Никогда не забуду того впечатления, которое осталось у меня во время общения в нашем доме. Нуриев держался очень просто, был доступен и некапризен. Но за этой подчеркнуто-демократической манерой общения постоянно ощущалась подлинная высокая культура, та самая, что становится второй натурой.
К нам в гости он пришел со своей сестрой Резедой, десятилетним племянником и в сопровождении Нэйла, импрессарио.
Нэйл – сын состоятельных родителей, молод, красив, высокого роста, очень обаятелен.
Угощение для знатного гостя я готовила сама. Сделала суп-лапшу на курином бульоне с фрикадельками, губадию, к чаю чак-чак, сладкие пироги с разной начинкой; купила много разной зелени. И все он ел с видимым удовольствием, с особым, только ему присущим изяществом.
Нет, никакой манерности или рисовки – все естественно и в то же время тонко, артистично, с огромным чувством собственного достоинства. (Муж мне потом признался, что представить себе не мог, что можно есть так красиво).
При этом он все приговаривал восхищаясь моими кулинарными способностями: «Чудно! Чудно!»

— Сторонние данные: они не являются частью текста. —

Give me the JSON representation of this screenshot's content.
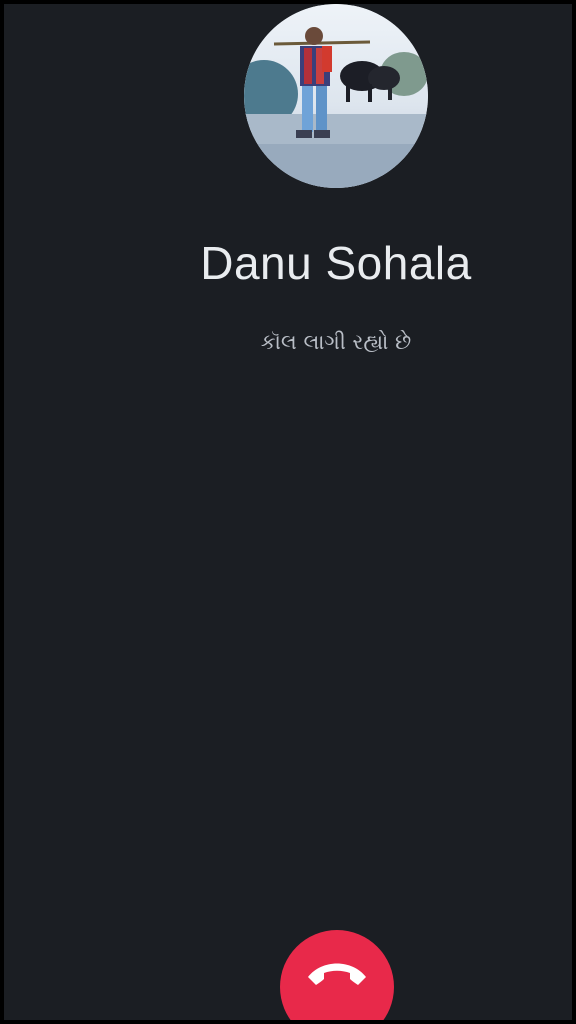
{
  "caller": {
    "name": "Danu Sohala",
    "status": "કૉલ લાગી રહ્યો છે"
  },
  "icons": {
    "avatar": "contact-photo",
    "end_call": "phone-hangup-icon"
  },
  "colors": {
    "background": "#1b1e23",
    "end_call": "#e8294a",
    "name_text": "#e9ecef",
    "status_text": "#b9bec6"
  }
}
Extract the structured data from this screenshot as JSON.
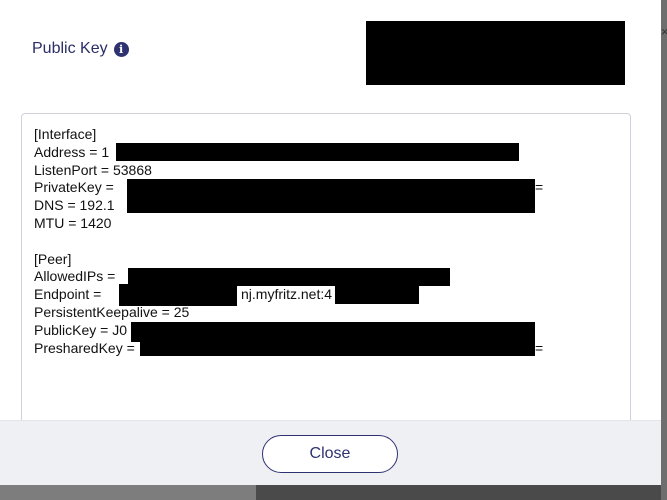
{
  "public_key": {
    "label": "Public Key",
    "info_icon": "i"
  },
  "config": {
    "lines": [
      "[Interface]",
      "Address = 1",
      "ListenPort = 53868",
      "PrivateKey =",
      "DNS = 192.1",
      "MTU = 1420",
      "",
      "[Peer]",
      "AllowedIPs =",
      "Endpoint = ",
      "PersistentKeepalive = 25",
      "PublicKey = J0",
      "PresharedKey = "
    ],
    "endpoint_fragment": "nj.myfritz.net:4",
    "private_key_tail": "=",
    "preshared_key_tail": "="
  },
  "footer": {
    "close_label": "Close"
  },
  "edge_mark": "×"
}
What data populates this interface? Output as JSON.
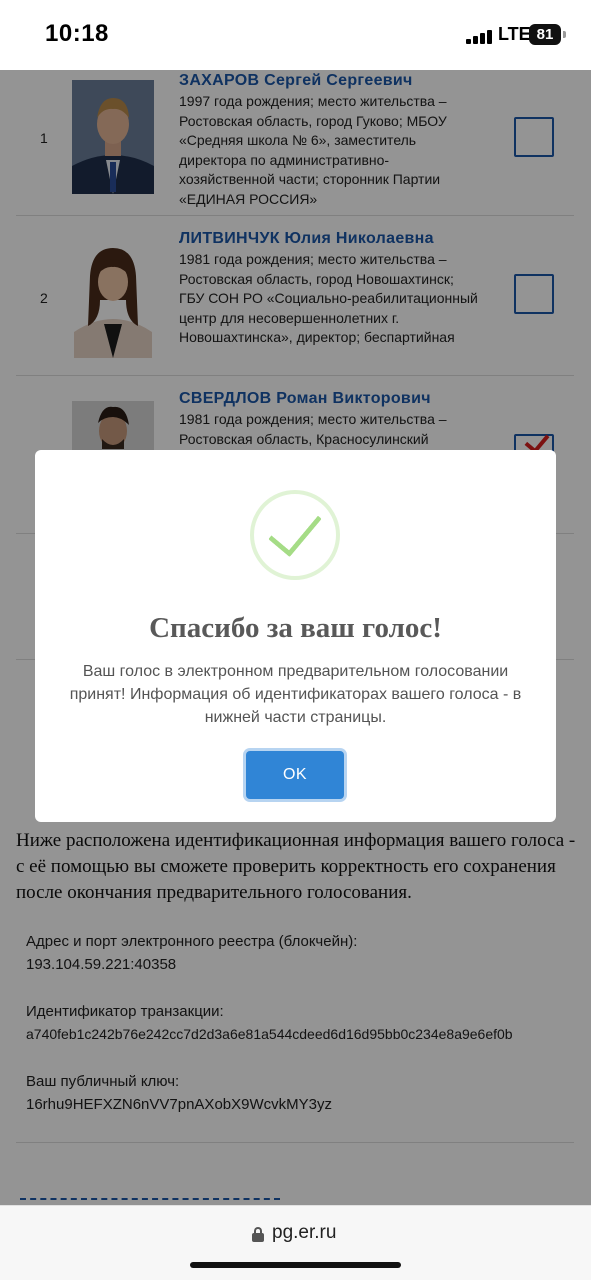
{
  "status_bar": {
    "time": "10:18",
    "network": "LTE",
    "battery": "81"
  },
  "candidates": [
    {
      "number": "1",
      "name": "ЗАХАРОВ Сергей Сергеевич",
      "description": "1997 года рождения; место жительства – Ростовская область, город Гуково; МБОУ «Средняя школа № 6», заместитель директора по административно-хозяйственной части; сторонник Партии «ЕДИНАЯ РОССИЯ»",
      "checked": false
    },
    {
      "number": "2",
      "name": "ЛИТВИНЧУК Юлия Николаевна",
      "description": "1981 года рождения; место жительства – Ростовская область, город Новошахтинск; ГБУ СОН РО «Социально-реабилитационный центр для несовершеннолетних г. Новошахтинска», директор; беспартийная",
      "checked": false
    },
    {
      "number": "",
      "name": "СВЕРДЛОВ Роман Викторович",
      "description": "1981 года рождения; место жительства – Ростовская область, Красносулинский",
      "checked": true
    }
  ],
  "info": {
    "intro": "Ниже расположена идентификационная информация вашего голоса - с её помощью вы сможете проверить корректность его сохранения после окончания предварительного голосования.",
    "registry_label": "Адрес и порт электронного реестра (блокчейн):",
    "registry_value": "193.104.59.221:40358",
    "transaction_label": "Идентификатор транзакции:",
    "transaction_value": "a740feb1c242b76e242cc7d2d3a6e81a544cdeed6d16d95bb0c234e8a9e6ef0b",
    "pubkey_label": "Ваш публичный ключ:",
    "pubkey_value": "16rhu9HEFXZN6nVV7pnAXobX9WcvkMY3yz"
  },
  "modal": {
    "icon": "success-check-icon",
    "title": "Спасибо за ваш голос!",
    "message": "Ваш голос в электронном предварительном голосовании принят! Информация об идентификаторах вашего голоса - в нижней части страницы.",
    "ok_label": "OK"
  },
  "browser": {
    "url": "pg.er.ru"
  },
  "colors": {
    "accent": "#3085d6",
    "candidate_name": "#1a56a8",
    "success": "#a5dc86",
    "check_mark": "#d62020"
  }
}
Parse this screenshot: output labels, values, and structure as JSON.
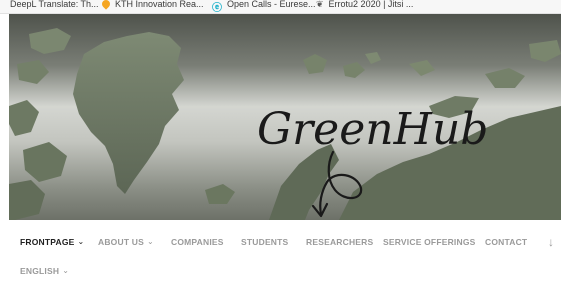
{
  "bookmarks": [
    {
      "label": "DeepL Translate: Th...",
      "icon": "deepl-icon"
    },
    {
      "label": "KTH Innovation Rea...",
      "icon": "flame-icon"
    },
    {
      "label": "Open Calls - Eurese...",
      "icon": "wave-icon"
    },
    {
      "label": "Errotu2 2020 | Jitsi ...",
      "icon": "jitsi-icon"
    }
  ],
  "hero": {
    "logo_text": "GreenHub",
    "colors": {
      "sky_top": "#585c55",
      "sky_mid": "#c9cbc6",
      "land": "#6f7a66",
      "sea": "#8b8f86"
    }
  },
  "nav": {
    "items": [
      {
        "label": "FRONTPAGE",
        "has_caret": true,
        "active": true
      },
      {
        "label": "ABOUT US",
        "has_caret": true,
        "active": false
      },
      {
        "label": "COMPANIES",
        "has_caret": false,
        "active": false
      },
      {
        "label": "STUDENTS",
        "has_caret": false,
        "active": false
      },
      {
        "label": "RESEARCHERS",
        "has_caret": false,
        "active": false
      },
      {
        "label": "SERVICE OFFERINGS",
        "has_caret": false,
        "active": false
      },
      {
        "label": "CONTACT",
        "has_caret": false,
        "active": false
      },
      {
        "label": "ENGLISH",
        "has_caret": true,
        "active": false
      }
    ],
    "caret_glyph": "⌄",
    "scroll_arrow": "↓"
  }
}
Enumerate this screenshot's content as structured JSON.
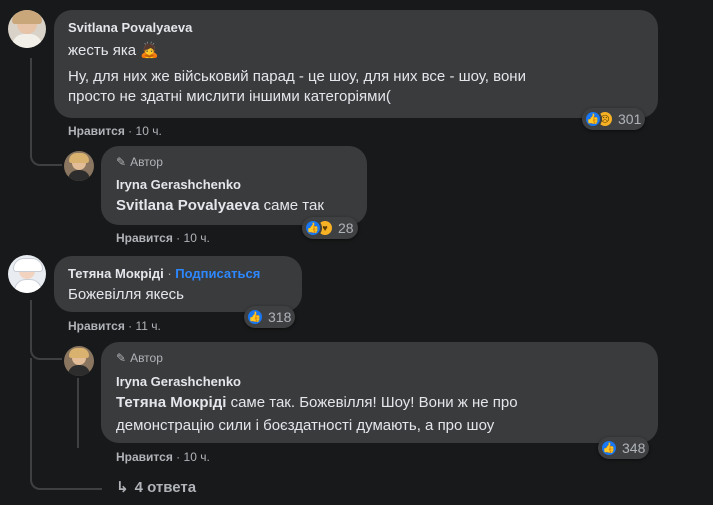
{
  "colors": {
    "background": "#18191a",
    "bubble": "#3a3b3c",
    "text": "#e4e6eb",
    "secondary": "#b0b3b8",
    "link": "#2d88ff",
    "like": "#1877f2"
  },
  "comments": [
    {
      "author": "Svitlana Povalyaeva",
      "line1": "жесть яка 🙇",
      "line2": "Ну, для них же військовий парад - це шоу, для них все - шоу, вони",
      "line3": "просто не здатні мислити іншими категоріями(",
      "like_label": "Нравится",
      "time": "10 ч.",
      "reaction_count": "301",
      "reactions": [
        "like-icon",
        "sad-icon"
      ]
    },
    {
      "badge": "Автор",
      "author": "Iryna Gerashchenko",
      "mention": "Svitlana Povalyaeva",
      "text": " саме так",
      "like_label": "Нравится",
      "time": "10 ч.",
      "reaction_count": "28",
      "reactions": [
        "like-icon",
        "care-icon"
      ]
    },
    {
      "author": "Тетяна Мокріді",
      "follow": "Подписаться",
      "text": "Божевілля якесь",
      "like_label": "Нравится",
      "time": "11 ч.",
      "reaction_count": "318",
      "reactions": [
        "like-icon"
      ]
    },
    {
      "badge": "Автор",
      "author": "Iryna Gerashchenko",
      "mention": "Тетяна Мокріді",
      "text1": " саме так. Божевілля! Шоу! Вони ж не про",
      "text2": "демонстрацію сили і боєздатності думають, а про шоу",
      "like_label": "Нравится",
      "time": "10 ч.",
      "reaction_count": "348",
      "reactions": [
        "like-icon"
      ]
    }
  ],
  "replies_link": "4 ответа",
  "separator": "·"
}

А когда я подавала десерт и спросила, в какую чашку налить вишневый компот, он и здесь не захотел быть, как все (это отличало его в любом поступке) – попросил себе стакан с подстаканником.
Фото из журнала "Татарстан"
Улучив минутку, я подсела к маэстро и рассказала ему о своем желании сделать о нем фильм. Он посмотрел мне прямо в глаза своим завораживающим взглядом и сказал: «Чудно! Хорошо!» Быстро подозвал Нэйла, который мгновенно возник рядом с ручкой и блокнотом, написал номера телефонов своих друзей в Петербурге и Париже, взял мои координаты.
Увы, планам не суждено было осуществиться. Вскоре пришло известие о смерти Рудольфа Нуриева, Конечно, мы знали о том, что он неизлечимо болен, и все равно он ушел таким молодым!
Кстати, своей любовью к танцу, своим жизнелюбием, силой воли ему удалось победить тяжелый недуг. До последнего дня он оставался на сцене.
В книжном шкафу у нас стоит реликвия, дорогая всей семье книга. На титульном листе фломастером, крупными буквами рукой Нуриева написано для моей дочери: «Дорогой Айгуль». И подпись, без всякой даты.
Ныне, когда его уже нет среди нас, это кажется наполненным особым смыслом. Рудольф Нуриев – вне времени. Он живет в вечности.